Çift, bir ev satın almak istiyor.
Burada biletler mevcut.
Belki yeni bir bilgisayar alma zamanınız geldi.
Senin için biletleri alabilirim.
Milyoner, maliyeti ne olursa olsun başyapıtı satın almaya niyetlendi.
Maliyeti ne kadar olursa olsun, milyoner sanat eserini alma konusunda ısrar etti.
Canlı bir kaplanı nereden satın alabilirim.
Park Caddesi'nde bir ev satın almak istiyorum.
Sen onu yaklaşık bin yene alabilirsin.
Konser için iki bilet edindim.
Bir ev satın almak istiyoruz ama bunun için para biriktirmemiz gerekiyor.

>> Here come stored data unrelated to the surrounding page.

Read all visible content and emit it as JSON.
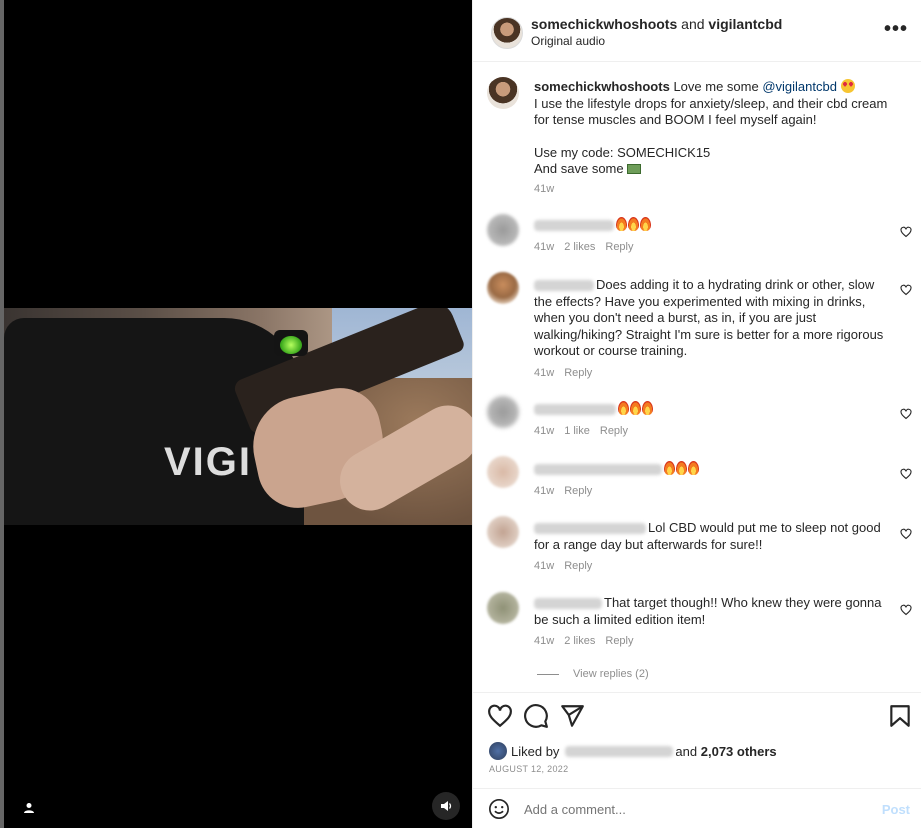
{
  "media": {
    "shirt_text": "VIGI",
    "icons": {
      "user": "user-tag-icon",
      "sound": "sound-icon"
    }
  },
  "header": {
    "owner": "somechickwhoshoots",
    "joiner": "and",
    "collab": "vigilantcbd",
    "audio": "Original audio",
    "more_icon": "•••"
  },
  "caption": {
    "username": "somechickwhoshoots",
    "text_intro": "Love me some",
    "mention": "@vigilantcbd",
    "line2": "I use the lifestyle drops for anxiety/sleep, and their cbd cream for tense muscles and BOOM I feel myself again!",
    "line3": "Use my code: SOMECHICK15",
    "line4": "And save some",
    "time": "41w"
  },
  "comments": [
    {
      "text": "",
      "time": "41w",
      "likes": "2 likes",
      "reply": "Reply",
      "fires": 3
    },
    {
      "text": "Does adding it to a hydrating drink or other, slow the effects? Have you experimented with mixing in drinks, when you don't need a burst, as in, if you are just walking/hiking? Straight I'm sure is better for a more rigorous workout or course training.",
      "time": "41w",
      "likes": "",
      "reply": "Reply",
      "fires": 0
    },
    {
      "text": "",
      "time": "41w",
      "likes": "1 like",
      "reply": "Reply",
      "fires": 3
    },
    {
      "text": "",
      "time": "41w",
      "likes": "",
      "reply": "Reply",
      "fires": 3
    },
    {
      "text": "Lol CBD would put me to sleep not good for a range day but afterwards for sure!!",
      "time": "41w",
      "likes": "",
      "reply": "Reply",
      "fires": 0
    },
    {
      "text": "That target though!! Who knew they were gonna be such a limited edition item!",
      "time": "41w",
      "likes": "2 likes",
      "reply": "Reply",
      "fires": 0
    }
  ],
  "view_replies": "View replies (2)",
  "likes": {
    "prefix": "Liked by",
    "suffix_and": "and",
    "count": "2,073 others"
  },
  "date": "AUGUST 12, 2022",
  "add_comment": {
    "placeholder": "Add a comment...",
    "post": "Post"
  }
}
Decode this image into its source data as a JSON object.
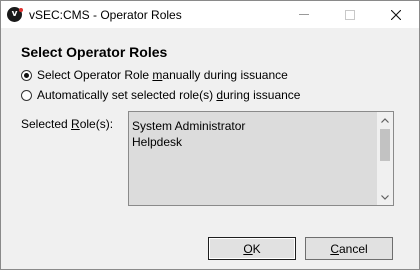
{
  "window": {
    "title": "vSEC:CMS - Operator Roles",
    "app_icon_letter": "v"
  },
  "dialog": {
    "heading": "Select Operator Roles",
    "options": [
      {
        "label_pre": "Select Operator Role ",
        "label_accel": "m",
        "label_post": "anually during issuance",
        "selected": true
      },
      {
        "label_pre": "Automatically set selected role(s) ",
        "label_accel": "d",
        "label_post": "uring issuance",
        "selected": false
      }
    ],
    "roles_label_pre": "Selected ",
    "roles_label_accel": "R",
    "roles_label_post": "ole(s):",
    "roles": [
      "System Administrator",
      "Helpdesk"
    ]
  },
  "buttons": {
    "ok_accel": "O",
    "ok_rest": "K",
    "cancel_accel": "C",
    "cancel_rest": "ancel"
  }
}
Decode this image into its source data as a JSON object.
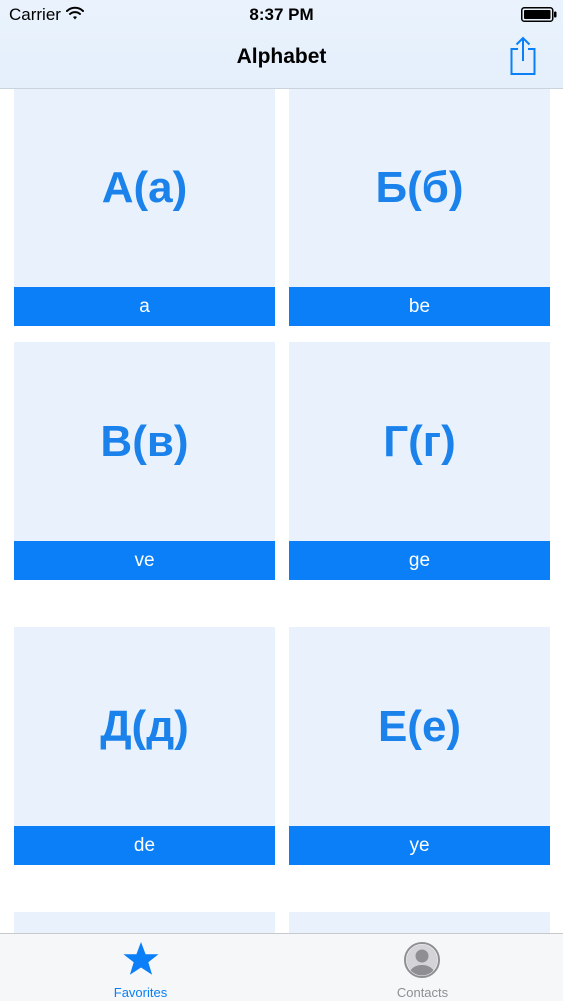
{
  "status_bar": {
    "carrier": "Carrier",
    "time": "8:37 PM"
  },
  "nav": {
    "title": "Alphabet",
    "share_icon": "share-icon"
  },
  "letters": [
    {
      "glyph": "А(а)",
      "name": "a"
    },
    {
      "glyph": "Б(б)",
      "name": "be"
    },
    {
      "glyph": "В(в)",
      "name": "ve"
    },
    {
      "glyph": "Г(г)",
      "name": "ge"
    },
    {
      "glyph": "Д(д)",
      "name": "de"
    },
    {
      "glyph": "Е(е)",
      "name": "ye"
    }
  ],
  "tabs": [
    {
      "label": "Favorites",
      "icon": "star-icon",
      "selected": true
    },
    {
      "label": "Contacts",
      "icon": "contacts-icon",
      "selected": false
    }
  ],
  "colors": {
    "accent": "#0a7ff7",
    "letter_text": "#1a82ea",
    "card_background": "#e8f1fc",
    "inactive_tab": "#8e8e93"
  }
}
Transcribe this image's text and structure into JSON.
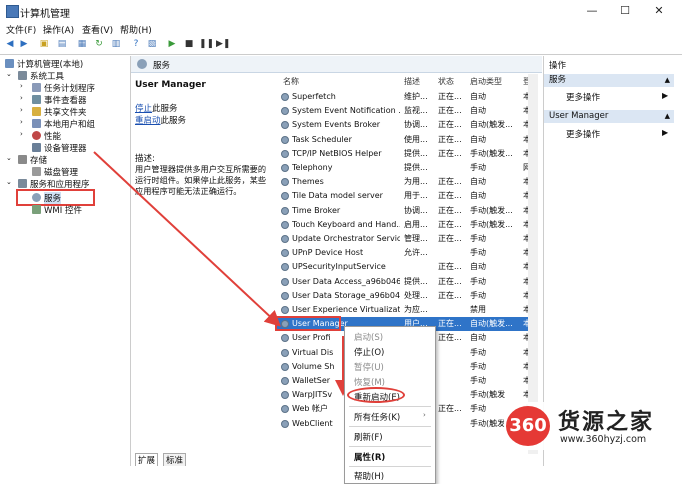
{
  "window": {
    "title": "计算机管理",
    "controls": {
      "minimize": "—",
      "maximize": "☐",
      "close": "✕"
    }
  },
  "menu": [
    "文件(F)",
    "操作(A)",
    "查看(V)",
    "帮助(H)"
  ],
  "tree": {
    "root": "计算机管理(本地)",
    "system_tools": "系统工具",
    "task_scheduler": "任务计划程序",
    "event_viewer": "事件查看器",
    "shared_folders": "共享文件夹",
    "local_users": "本地用户和组",
    "performance": "性能",
    "device_manager": "设备管理器",
    "storage": "存储",
    "disk_management": "磁盘管理",
    "services_apps": "服务和应用程序",
    "services": "服务",
    "wmi": "WMI 控件"
  },
  "middle": {
    "header": "服务",
    "selected_service": "User Manager",
    "stop_link": "停止",
    "stop_suffix": "此服务",
    "restart_link": "重启动",
    "restart_suffix": "此服务",
    "desc_label": "描述:",
    "desc_text": "用户管理器提供多用户交互所需要的运行时组件。如果停止此服务，某些应用程序可能无法正确运行。"
  },
  "columns": {
    "name": "名称",
    "desc": "描述",
    "status": "状态",
    "startup": "启动类型",
    "logon": "登"
  },
  "services": [
    {
      "name": "Superfetch",
      "desc": "维护...",
      "status": "正在...",
      "startup": "自动",
      "logon": "本"
    },
    {
      "name": "System Event Notification ...",
      "desc": "监视...",
      "status": "正在...",
      "startup": "自动",
      "logon": "本"
    },
    {
      "name": "System Events Broker",
      "desc": "协调...",
      "status": "正在...",
      "startup": "自动(触发...",
      "logon": "本"
    },
    {
      "name": "Task Scheduler",
      "desc": "使用...",
      "status": "正在...",
      "startup": "自动",
      "logon": "本"
    },
    {
      "name": "TCP/IP NetBIOS Helper",
      "desc": "提供...",
      "status": "正在...",
      "startup": "手动(触发...",
      "logon": "本"
    },
    {
      "name": "Telephony",
      "desc": "提供...",
      "status": "",
      "startup": "手动",
      "logon": "网"
    },
    {
      "name": "Themes",
      "desc": "为用...",
      "status": "正在...",
      "startup": "自动",
      "logon": "本"
    },
    {
      "name": "Tile Data model server",
      "desc": "用于...",
      "status": "正在...",
      "startup": "自动",
      "logon": "本"
    },
    {
      "name": "Time Broker",
      "desc": "协调...",
      "status": "正在...",
      "startup": "手动(触发...",
      "logon": "本"
    },
    {
      "name": "Touch Keyboard and Hand...",
      "desc": "启用...",
      "status": "正在...",
      "startup": "手动(触发...",
      "logon": "本"
    },
    {
      "name": "Update Orchestrator Service",
      "desc": "管理...",
      "status": "正在...",
      "startup": "手动",
      "logon": "本"
    },
    {
      "name": "UPnP Device Host",
      "desc": "允许...",
      "status": "",
      "startup": "手动",
      "logon": "本"
    },
    {
      "name": "UPSecurityInputService",
      "desc": "",
      "status": "正在...",
      "startup": "自动",
      "logon": "本"
    },
    {
      "name": "User Data Access_a96b046",
      "desc": "提供...",
      "status": "正在...",
      "startup": "手动",
      "logon": "本"
    },
    {
      "name": "User Data Storage_a96b046",
      "desc": "处理...",
      "status": "正在...",
      "startup": "手动",
      "logon": "本"
    },
    {
      "name": "User Experience Virtualizat...",
      "desc": "为应...",
      "status": "",
      "startup": "禁用",
      "logon": "本"
    },
    {
      "name": "User Manager",
      "desc": "用户...",
      "status": "正在...",
      "startup": "自动(触发...",
      "logon": "本"
    },
    {
      "name": "User Profi",
      "desc": "",
      "status": "正在...",
      "startup": "自动",
      "logon": "本"
    },
    {
      "name": "Virtual Dis",
      "desc": "",
      "status": "",
      "startup": "手动",
      "logon": "本"
    },
    {
      "name": "Volume Sh",
      "desc": "",
      "status": "",
      "startup": "手动",
      "logon": "本"
    },
    {
      "name": "WalletSer",
      "desc": "",
      "status": "",
      "startup": "手动",
      "logon": "本"
    },
    {
      "name": "WarpJITSv",
      "desc": "",
      "status": "",
      "startup": "手动(触发",
      "logon": "本"
    },
    {
      "name": "Web 帐户",
      "desc": "",
      "status": "正在...",
      "startup": "手动",
      "logon": "本"
    },
    {
      "name": "WebClient",
      "desc": "",
      "status": "",
      "startup": "手动(触发",
      "logon": "本"
    }
  ],
  "tabs": {
    "extended": "扩展",
    "standard": "标准"
  },
  "actions": {
    "title": "操作",
    "group1": "服务",
    "more1": "更多操作",
    "group2": "User Manager",
    "more2": "更多操作"
  },
  "context_menu": {
    "start": "启动(S)",
    "stop": "停止(O)",
    "pause": "暂停(U)",
    "resume": "恢复(M)",
    "restart": "重新启动(E)",
    "all_tasks": "所有任务(K)",
    "refresh": "刷新(F)",
    "properties": "属性(R)",
    "help": "帮助(H)"
  },
  "watermark": {
    "badge": "360",
    "name": "货源之家",
    "url": "www.360hyzj.com"
  },
  "colors": {
    "selection": "#2f74c8",
    "annotation": "#e0403a",
    "header_bg": "#dbe6f3"
  }
}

Tom yeterli bir deneyime sahip olmadığı için bir iş bulamıyor fakat o bir iş bulamadığı için deneyim edinemiyor.
Yaşlı olmanın bir avantajı gençken almayı göze alamadığın her şeyi artık istememendir.
Dahası var, uğruna her şeyi yitirdiğim Rabbim İsa Mesih'i tanımanın üstün değeri yanında her şeyi zarar sayıyorum, süprüntü sayıyorum.
Yok öyle, hem karnım doysun hem pastam dursun.